18.10.12

AŞK: Şems'in Gölgesinde Bir Rumi ve Orta Amerikalı Ev Kadını Problemleri

Elif Şafak okumaya Mahrem mi yoksa Baba ve Piç ile mi başladığımı hatırlayamıyorum, her ne kadar iki romana dair o dönemki izlenimlerimi net olarak hatırlasam da.. Mahrem'e hayran kalmıştım, özellikle kurgusu beni çok etkilemişti, elimden bırakamadan okumuştum. Sonra üniversitede bir ders için tekrar okudum, ilkine yakın bir keyif aldım. Baba ve Piç'i okuma sebebim ise tamamen ilk yayınlandığında etrafında dönen spekülasyonlar ve roman sebebiyle Elif Şafak'a açılan artık meşhur sayılabilecek "Türklüğe hakaret" davasıydı. Onu da yine beğendiğimi, kısa zamanda okuduğumu, ama Mahrem kadar etkileyici bulmadığımı hatırlıyorum. 

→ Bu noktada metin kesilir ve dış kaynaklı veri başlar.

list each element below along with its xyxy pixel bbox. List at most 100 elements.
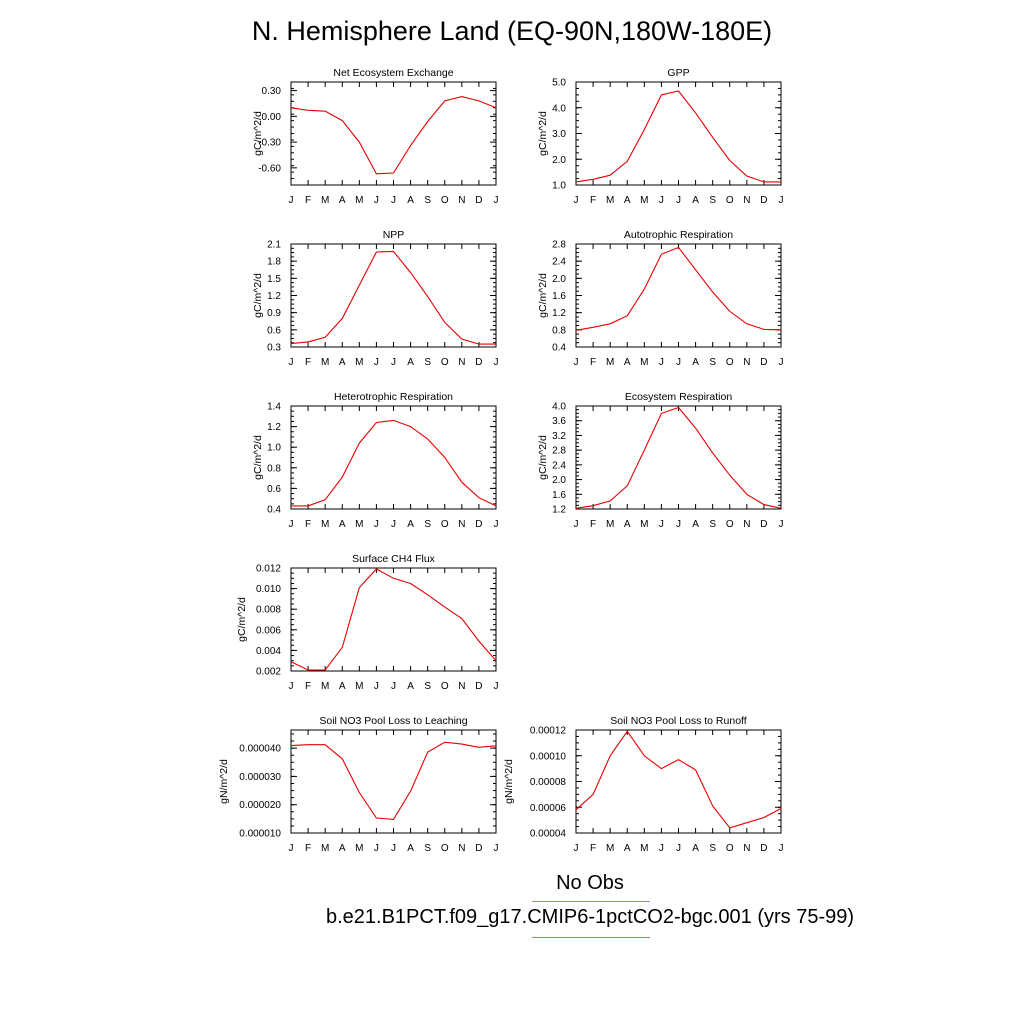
panel-8-xtick-label: S [424, 843, 431, 854]
panel-6-ytick-label: 2.0 [552, 475, 566, 486]
panel-7-ytick-label: 0.002 [256, 667, 281, 678]
panel-4-ytick-label: 0.4 [552, 343, 566, 354]
panel-5-xtick-label: D [475, 519, 482, 530]
panel-5-ytick-label: 0.6 [267, 484, 281, 495]
legend-obs-line [532, 901, 650, 902]
panel-5-title: Heterotrophic Respiration [334, 391, 453, 403]
panel-3-ytick-label: 1.5 [267, 274, 281, 285]
panel-1-xtick-label: A [407, 195, 414, 206]
panel-7-title: Surface CH4 Flux [352, 553, 436, 565]
panel-3-frame [290, 243, 497, 348]
panel-9-xtick-label: J [779, 843, 784, 854]
panel-8-xtick-label: M [321, 843, 329, 854]
panel-9-series-line [575, 730, 782, 829]
panel-6-ytick-label: 3.6 [552, 416, 566, 427]
panel-8-xtick-label: J [374, 843, 379, 854]
panel-7-series-line [290, 568, 497, 671]
panel-3-xtick-label: O [441, 357, 449, 368]
panel-1-xtick-label: O [441, 195, 449, 206]
panel-8-ytick-label: 0.000030 [239, 772, 281, 783]
panel-2-ylabel: gC/m^2/d [537, 111, 549, 156]
panel-9-ytick-label: 0.00004 [530, 829, 567, 840]
panel-4-frame [575, 243, 782, 348]
panel-7-ytick-label: 0.010 [256, 584, 281, 595]
panel-3-xtick-label: F [305, 357, 311, 368]
panel-3-ytick-label: 1.2 [267, 291, 281, 302]
panel-6-ytick-label: 2.4 [552, 460, 566, 471]
panel-8-ytick-label: 0.000010 [239, 829, 281, 840]
panel-4-xtick-label: J [676, 357, 681, 368]
page-title: N. Hemisphere Land (EQ-90N,180W-180E) [251, 16, 773, 46]
panel-8-title: Soil NO3 Pool Loss to Leaching [319, 715, 467, 727]
panel-2-ytick-label: 4.0 [552, 103, 566, 114]
panel-7-frame [290, 567, 497, 672]
panel-9-xtick-label: A [692, 843, 699, 854]
panel-1-xtick-label: N [458, 195, 465, 206]
panel-6-xtick-label: A [692, 519, 699, 530]
panel-6-ytick-label: 3.2 [552, 431, 566, 442]
panel-6-ytick-label: 1.2 [552, 505, 566, 516]
panel-1-ytick-label: 0.00 [262, 112, 282, 123]
panel-6-ytick-label: 2.8 [552, 446, 566, 457]
panel-8-ytick-label: 0.000040 [239, 744, 281, 755]
panel-9-xtick-label: D [760, 843, 767, 854]
panel-2-xtick-label: N [743, 195, 750, 206]
panel-2-xtick-label: M [606, 195, 614, 206]
panel-5-ytick-label: 1.2 [267, 422, 281, 433]
panel-1-xtick-label: F [305, 195, 311, 206]
panel-9-xtick-label: S [709, 843, 716, 854]
panel-6-ytick-label: 1.6 [552, 490, 566, 501]
panel-7-xtick-label: S [424, 681, 431, 692]
panel-2-ytick-label: 5.0 [552, 78, 566, 89]
panel-4-xtick-label: M [606, 357, 614, 368]
panel-9-xtick-label: M [640, 843, 648, 854]
panel-8-ytick-label: 0.000020 [239, 800, 281, 811]
panel-9-title: Soil NO3 Pool Loss to Runoff [610, 715, 746, 727]
panel-5-xtick-label: M [355, 519, 363, 530]
panel-6-xtick-label: S [709, 519, 716, 530]
panel-2-xtick-label: J [676, 195, 681, 206]
panel-1-series-line [290, 96, 497, 175]
panel-3-title: NPP [383, 229, 405, 241]
panel-2-xtick-label: J [574, 195, 579, 206]
panel-5-xtick-label: F [305, 519, 311, 530]
panel-7-xtick-label: J [391, 681, 396, 692]
panel-4-xtick-label: J [659, 357, 664, 368]
panel-3-xtick-label: J [289, 357, 294, 368]
panel-5-frame [290, 405, 497, 510]
panel-5-xtick-label: J [374, 519, 379, 530]
panel-7-xtick-label: J [494, 681, 499, 692]
panel-3-xtick-label: J [374, 357, 379, 368]
panel-6-xtick-label: J [676, 519, 681, 530]
panel-6-xtick-label: A [624, 519, 631, 530]
panel-9-xtick-label: O [726, 843, 734, 854]
panel-1-title: Net Ecosystem Exchange [333, 67, 453, 79]
panel-1-ytick-label: -0.30 [258, 138, 281, 149]
panel-9-xtick-label: M [606, 843, 614, 854]
panel-4-ylabel: gC/m^2/d [537, 273, 549, 318]
panel-9-xtick-label: J [574, 843, 579, 854]
panel-2-series-line [575, 90, 781, 183]
panel-5-xtick-label: J [494, 519, 499, 530]
panel-5-xtick-label: J [289, 519, 294, 530]
panel-2-xtick-label: D [760, 195, 767, 206]
panel-5-xtick-label: S [424, 519, 431, 530]
panel-7-xtick-label: F [305, 681, 311, 692]
panel-1-xtick-label: M [321, 195, 329, 206]
panel-9-ylabel: gN/m^2/d [503, 759, 515, 804]
panel-7-ytick-label: 0.004 [256, 646, 281, 657]
panel-6-xtick-label: D [760, 519, 767, 530]
panel-2-ytick-label: 3.0 [552, 129, 566, 140]
panel-4-title: Autotrophic Respiration [624, 229, 733, 241]
panel-4-xtick-label: M [640, 357, 648, 368]
panel-7-xtick-label: J [289, 681, 294, 692]
panel-7-xtick-label: A [339, 681, 346, 692]
panel-7-ytick-label: 0.006 [256, 625, 281, 636]
legend-run-line [532, 937, 650, 938]
panel-8-xtick-label: A [339, 843, 346, 854]
panel-1-ytick-label: -0.60 [258, 163, 281, 174]
panel-6-xtick-label: N [743, 519, 750, 530]
panel-5-ytick-label: 0.4 [267, 505, 281, 516]
panel-1-xtick-label: S [424, 195, 431, 206]
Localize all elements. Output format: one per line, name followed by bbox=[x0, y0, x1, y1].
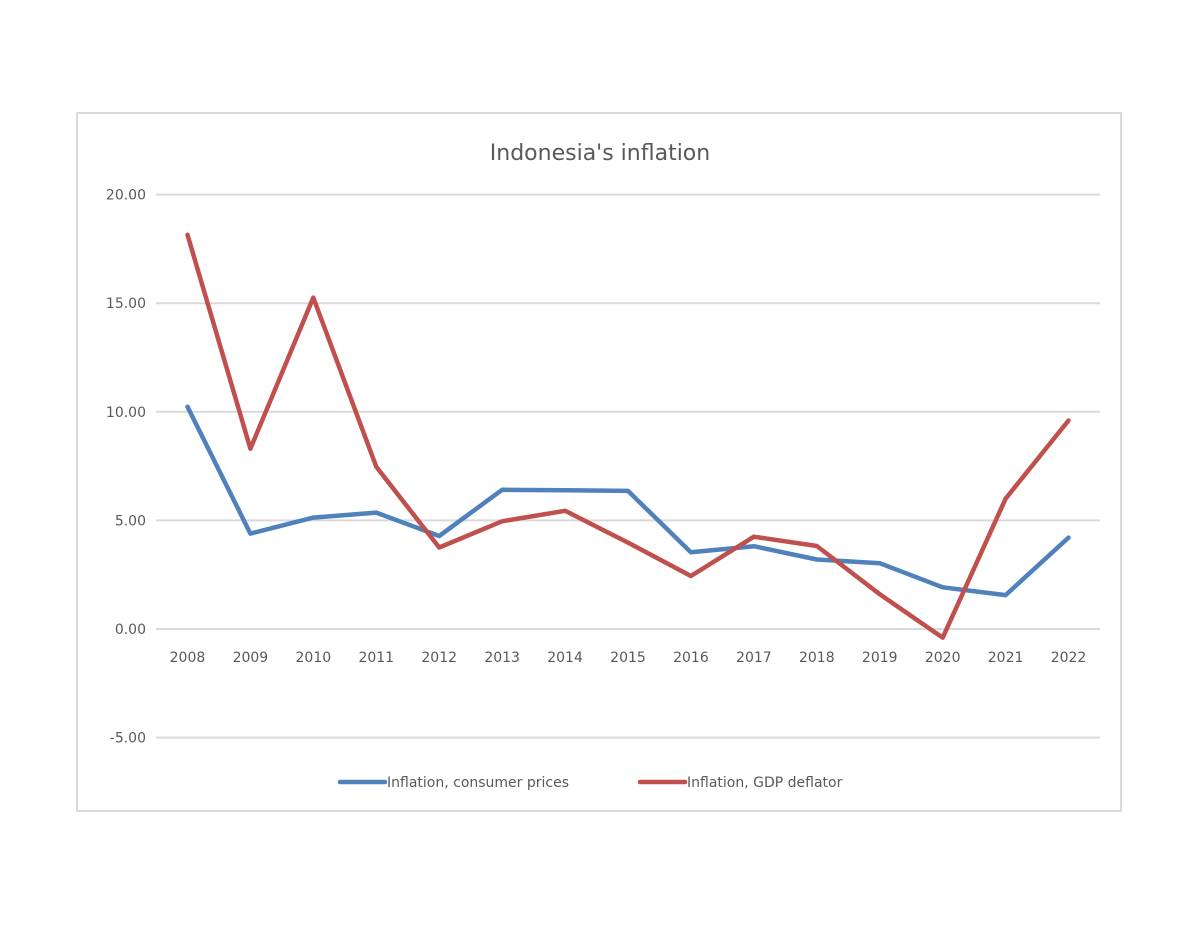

Bunlar sonrasında uzunca bir süre Elif Şafak okumadım, her ne kadar Metis'ten Doğan Kitap'a geçişi, Siyah Süt'ün çıktığı dönemdeki haberleri, Aşk ile ilgili tartışmaları, İskender'in (yine artık meşhur diyebileceğimiz) kapak ve intihal tartışmalarını yakınen olmasa da ilgiyle takip etsem de.. Elif Şafak'ın kariyerini sanırım benim bu okurluk/izleklik deneyimime bakarak bile biraz özetlemek mümkün: Spekülatif bir yazar Elif Şafak. Her yazdığı bir şekilde en az sevenini olduğu kadar sevmeyenini de çağıran, herkesin hakkında bir fikir sahibi olduğu, roman okurunun  dedikodusunu yapmaktan, yermekten veya övmekten zevk aldığı. Benim bu kitleden çıkıp kendisini biraz daha fazlaca okuyup etraflıca hakkında araştırma yapmamın sebebi üzerinde çalıştığım bir proje oldu. Bu proje kapsamında hem kendisinin hayatına, hem de eserlerine mümkün olduğunca yakından bakmam gerekti. Tabi Elif Şafak çok üretken bir yazar olduğundan bunu hali hazırda okuduklarıma sadece Bit Palas ve Aşk'ı da katarak yapabildim, ama yine de bu çalışma sayesinde kendisine eskisinden daha az ön yargılı bakabilme şansını yakaladığımı düşünüyorum. 
Bunları baştan böyle uzun uzadıya söylemek istedim, çünkü kendisine hakkında yazılanlardan bağımsız, sadece kitaplarına bakarak yaklaşmak istememe ve de karşımda altı dolu bir metin  bulmayı umut etmeme rağmen en son okuduğum romanı Aşk beni büyük bir hayal kırıklığına uğrattı. Öyle bir hayal kırıklığı ki bu, romanı okurken kendimi bundan sonra okuyacağım şeyleri düşünerek kitabı bitirmeye motive etmem gerekti. Çoğu yerde çok sinirlendim, okuduğum şeyin sığlığına, klişeliğine, karakterlerin (özellikle Ella ve Aziz'in) yapaylığına hatta karikatürizeliğine inanamadım. Ve genelde hep çok sevdiğim şeyler hakkında yazmayı tercih etmeme rağmen, bu kitap hakkında doğru düzgün bir okur yorumuna denk gelmeyince de (Guardian'da bulduğum şu review'ın kısalığı özellikle dikkatimi çekti, Guardian'a bu kadar kısa kitap eleştirisi yazılabildiğini bilmiyordum!) hakkında yazmak istedim ve de karşınızdayım.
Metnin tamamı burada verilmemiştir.